Así que me dije: ¿por qué no voy a la biblioteca pública y me leo todas las novelas desde la A? Como descubro que he leído muchas descripciones amenas de pubs y mucho voyeurismo centrado en los pechos femeninos, voy rápido. ¿Ve dónde voy a parar? La pila siguiente a la que llego es Barnes: «El loro de Flaubert». Ah, esto debe de ser Loulou. Me precio de saberme de memoria «Un corazón simple». Pero tengo pocos libros, porque mi habitación aquí es trop petite.
Le agradará saber que soy bilingüe y estimo que es un placer. La semana pasada oí en la calle a un maestro decirle a un turista: «Á gauche puis a droite.» La sutileza de la pronunciación de GAUCHE me alegró el día, y no paro de repetirlo en el baño. Es tan bueno como el pan con mantequilla francés. ¿Creería usted que a mi padre, que ahora tendría ciento treinta años, le enseñaron francés (al igual que por entonces enseñaban latín) pronunciado como inglés: «lee tchatt». No, no lo creería: yo tampoco tengo la certeza. Pero ha habido algunos progresos: hoy día, los estudiantes con frecuencia pronuncian fuerte la erre tal como debe ser.
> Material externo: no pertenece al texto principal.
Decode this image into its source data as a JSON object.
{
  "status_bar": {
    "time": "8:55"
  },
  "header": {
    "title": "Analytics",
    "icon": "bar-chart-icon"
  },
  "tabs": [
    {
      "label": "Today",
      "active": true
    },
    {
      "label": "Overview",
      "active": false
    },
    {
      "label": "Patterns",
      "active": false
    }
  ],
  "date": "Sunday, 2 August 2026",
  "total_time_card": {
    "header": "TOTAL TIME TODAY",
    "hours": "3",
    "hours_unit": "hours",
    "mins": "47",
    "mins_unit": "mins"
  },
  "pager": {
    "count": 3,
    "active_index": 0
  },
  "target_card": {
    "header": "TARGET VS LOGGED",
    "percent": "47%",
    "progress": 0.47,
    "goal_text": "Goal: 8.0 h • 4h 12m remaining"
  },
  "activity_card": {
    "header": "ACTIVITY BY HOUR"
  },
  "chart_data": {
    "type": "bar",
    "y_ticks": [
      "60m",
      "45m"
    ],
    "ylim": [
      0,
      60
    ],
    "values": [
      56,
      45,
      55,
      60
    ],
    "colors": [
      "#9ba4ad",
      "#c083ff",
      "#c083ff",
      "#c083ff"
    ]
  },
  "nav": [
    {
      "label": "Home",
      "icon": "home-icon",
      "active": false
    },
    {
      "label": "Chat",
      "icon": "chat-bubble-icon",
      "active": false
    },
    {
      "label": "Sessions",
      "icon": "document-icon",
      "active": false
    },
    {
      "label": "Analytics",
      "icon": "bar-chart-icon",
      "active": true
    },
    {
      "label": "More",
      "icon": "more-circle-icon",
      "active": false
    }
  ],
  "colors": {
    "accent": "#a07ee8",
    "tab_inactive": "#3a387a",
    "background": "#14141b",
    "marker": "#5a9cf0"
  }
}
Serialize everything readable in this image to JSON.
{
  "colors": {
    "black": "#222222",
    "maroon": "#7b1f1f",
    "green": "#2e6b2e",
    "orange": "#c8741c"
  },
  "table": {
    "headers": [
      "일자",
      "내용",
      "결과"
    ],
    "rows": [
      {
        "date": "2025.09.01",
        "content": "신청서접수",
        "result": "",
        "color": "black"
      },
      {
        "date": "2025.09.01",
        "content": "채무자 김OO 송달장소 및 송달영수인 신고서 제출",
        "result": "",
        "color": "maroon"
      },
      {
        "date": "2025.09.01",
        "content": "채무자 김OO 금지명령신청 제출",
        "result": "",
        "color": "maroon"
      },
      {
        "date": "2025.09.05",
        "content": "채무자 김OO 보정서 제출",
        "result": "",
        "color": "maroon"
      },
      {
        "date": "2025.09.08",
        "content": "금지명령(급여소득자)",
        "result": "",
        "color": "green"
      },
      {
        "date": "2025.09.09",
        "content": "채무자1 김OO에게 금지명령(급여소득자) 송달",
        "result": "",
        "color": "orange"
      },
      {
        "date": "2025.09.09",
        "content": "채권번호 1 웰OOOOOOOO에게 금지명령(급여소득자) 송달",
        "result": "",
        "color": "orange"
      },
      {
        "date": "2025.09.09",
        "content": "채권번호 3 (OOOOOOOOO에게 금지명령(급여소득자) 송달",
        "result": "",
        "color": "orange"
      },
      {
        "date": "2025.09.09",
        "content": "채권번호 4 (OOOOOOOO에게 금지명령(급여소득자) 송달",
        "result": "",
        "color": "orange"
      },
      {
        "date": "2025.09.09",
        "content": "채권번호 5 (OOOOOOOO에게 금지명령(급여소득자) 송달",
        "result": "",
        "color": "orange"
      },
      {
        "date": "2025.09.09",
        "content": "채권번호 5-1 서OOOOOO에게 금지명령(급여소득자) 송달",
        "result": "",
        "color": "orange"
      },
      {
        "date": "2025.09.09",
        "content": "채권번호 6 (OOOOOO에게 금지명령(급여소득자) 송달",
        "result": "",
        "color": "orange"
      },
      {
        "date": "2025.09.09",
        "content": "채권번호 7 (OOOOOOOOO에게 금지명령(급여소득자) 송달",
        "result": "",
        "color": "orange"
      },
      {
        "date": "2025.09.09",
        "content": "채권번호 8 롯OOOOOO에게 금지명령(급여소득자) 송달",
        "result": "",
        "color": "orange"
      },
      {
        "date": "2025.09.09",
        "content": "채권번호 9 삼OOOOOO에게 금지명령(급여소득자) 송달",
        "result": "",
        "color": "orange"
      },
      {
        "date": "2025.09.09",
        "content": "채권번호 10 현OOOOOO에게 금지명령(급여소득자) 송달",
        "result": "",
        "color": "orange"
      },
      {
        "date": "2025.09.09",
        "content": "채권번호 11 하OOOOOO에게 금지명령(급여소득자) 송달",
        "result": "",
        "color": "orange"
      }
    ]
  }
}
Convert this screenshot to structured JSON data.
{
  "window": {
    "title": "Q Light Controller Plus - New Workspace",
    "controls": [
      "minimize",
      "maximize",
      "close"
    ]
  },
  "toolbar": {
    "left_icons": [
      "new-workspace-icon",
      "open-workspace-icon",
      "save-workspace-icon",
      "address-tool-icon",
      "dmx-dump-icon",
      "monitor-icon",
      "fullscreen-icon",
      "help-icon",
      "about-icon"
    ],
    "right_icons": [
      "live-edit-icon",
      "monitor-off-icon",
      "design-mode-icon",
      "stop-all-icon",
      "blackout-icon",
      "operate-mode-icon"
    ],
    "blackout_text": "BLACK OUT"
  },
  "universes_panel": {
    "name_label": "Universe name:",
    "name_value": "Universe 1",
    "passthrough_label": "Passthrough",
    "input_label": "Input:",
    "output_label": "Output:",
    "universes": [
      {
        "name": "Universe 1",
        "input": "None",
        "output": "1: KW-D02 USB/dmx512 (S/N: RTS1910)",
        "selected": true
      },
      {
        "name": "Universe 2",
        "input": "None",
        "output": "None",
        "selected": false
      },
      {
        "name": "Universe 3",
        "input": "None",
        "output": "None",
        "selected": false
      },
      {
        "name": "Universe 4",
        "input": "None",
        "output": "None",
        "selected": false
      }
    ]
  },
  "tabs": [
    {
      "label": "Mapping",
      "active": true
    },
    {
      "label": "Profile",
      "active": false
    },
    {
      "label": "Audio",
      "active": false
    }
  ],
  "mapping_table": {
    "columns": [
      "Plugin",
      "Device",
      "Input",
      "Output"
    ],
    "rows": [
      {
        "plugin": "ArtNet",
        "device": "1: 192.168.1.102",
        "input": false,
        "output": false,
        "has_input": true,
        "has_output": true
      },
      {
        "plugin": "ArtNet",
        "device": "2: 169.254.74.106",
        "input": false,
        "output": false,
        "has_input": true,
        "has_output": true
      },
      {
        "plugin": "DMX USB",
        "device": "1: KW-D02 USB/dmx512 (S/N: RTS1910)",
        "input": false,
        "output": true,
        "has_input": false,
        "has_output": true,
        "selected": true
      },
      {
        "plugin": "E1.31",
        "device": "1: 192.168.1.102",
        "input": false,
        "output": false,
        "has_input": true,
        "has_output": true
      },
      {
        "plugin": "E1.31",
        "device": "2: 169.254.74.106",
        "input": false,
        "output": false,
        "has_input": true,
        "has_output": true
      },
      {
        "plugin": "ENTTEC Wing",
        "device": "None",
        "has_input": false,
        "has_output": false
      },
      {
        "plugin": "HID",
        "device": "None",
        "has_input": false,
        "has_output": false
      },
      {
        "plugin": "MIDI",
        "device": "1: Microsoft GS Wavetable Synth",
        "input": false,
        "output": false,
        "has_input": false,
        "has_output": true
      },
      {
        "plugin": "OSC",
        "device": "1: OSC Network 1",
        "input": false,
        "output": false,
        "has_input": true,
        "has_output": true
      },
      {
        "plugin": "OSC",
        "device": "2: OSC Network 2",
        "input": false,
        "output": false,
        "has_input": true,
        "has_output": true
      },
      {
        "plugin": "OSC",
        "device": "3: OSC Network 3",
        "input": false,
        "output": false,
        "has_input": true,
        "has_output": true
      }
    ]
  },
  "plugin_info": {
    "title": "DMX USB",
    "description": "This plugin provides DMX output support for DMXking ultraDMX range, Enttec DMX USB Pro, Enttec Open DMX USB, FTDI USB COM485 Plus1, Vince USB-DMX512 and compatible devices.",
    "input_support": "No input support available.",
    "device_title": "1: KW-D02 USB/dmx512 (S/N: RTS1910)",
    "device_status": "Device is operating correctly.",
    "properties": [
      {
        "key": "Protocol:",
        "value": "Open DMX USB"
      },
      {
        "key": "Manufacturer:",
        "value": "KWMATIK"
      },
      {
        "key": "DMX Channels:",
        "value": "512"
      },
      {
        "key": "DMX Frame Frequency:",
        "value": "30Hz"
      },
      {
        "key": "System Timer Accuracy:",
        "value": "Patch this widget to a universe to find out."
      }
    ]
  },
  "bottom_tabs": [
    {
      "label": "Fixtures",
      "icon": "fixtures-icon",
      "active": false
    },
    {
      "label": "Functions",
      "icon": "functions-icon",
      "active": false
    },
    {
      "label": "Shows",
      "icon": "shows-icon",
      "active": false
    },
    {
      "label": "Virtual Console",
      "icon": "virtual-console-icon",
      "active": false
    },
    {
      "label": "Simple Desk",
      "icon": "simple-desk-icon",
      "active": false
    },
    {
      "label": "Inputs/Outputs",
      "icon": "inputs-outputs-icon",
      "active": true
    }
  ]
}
Pero revenons a nos perroquets, que es la principal razón de que le escriba. No tengo que pedirle explicaciones sobre lo que usted dice en su libro sobre las coincidencias. Pues lo hago. Dice que no cree en las coincidencias. No puede decirlo en serio. Quiere decir que no cree en las que son intencionales o deliberadas. No puede negar la existencia de las coincidencias, puesto que se dan con alguna frecuencia. Usted se niega, sin embargo, a atribuirles un significado. Yo no estoy tan segura como usted, siendo como soy completamente agnóstica en estas materias. Resumiendo: tengo por costumbre bajar por Church Street (ya no queda iglesia) hacia Market Green (tampoco mercado). Ayer acababa de dejar su libro e iba caminando cuando ¿qué veo? ¿Qué veo encerrado detrás de una ventana alta, sino a un loro grande y gris en una jaula? ¿Coincidencia? Por supuesto. ¿Sentido? El animal parece desgraciado, con todas las plumas ahuecadas y tosiendo, el pico goteando y ningún juguete en la jaula. Así que escribo una postal (educada) a su dueño (desconocido) diciendo que esta situación me encoge el corazón, y que confío en que cuando vuelvan a casa por la noche sean amables con el ave. No bien estoy de vuelta en mi cuarto cuando irrumpe una anciana furiosa, se presenta, agita mi postal y dice que me va a denunciar en el juzgado. «Bueno», le contesto. «Eso le saldrá caro.» Ella me dice que Dominic ahueca las plumas porque es un presumido. No hay juguetes en su jaula porque no es un periquito y los destrozaría si los hubiese. Y que el pico de los loros no puede gotear porque no poseen membrana mucosa. «Es usted una anciana ignorante y meticona», me espeta al marchar.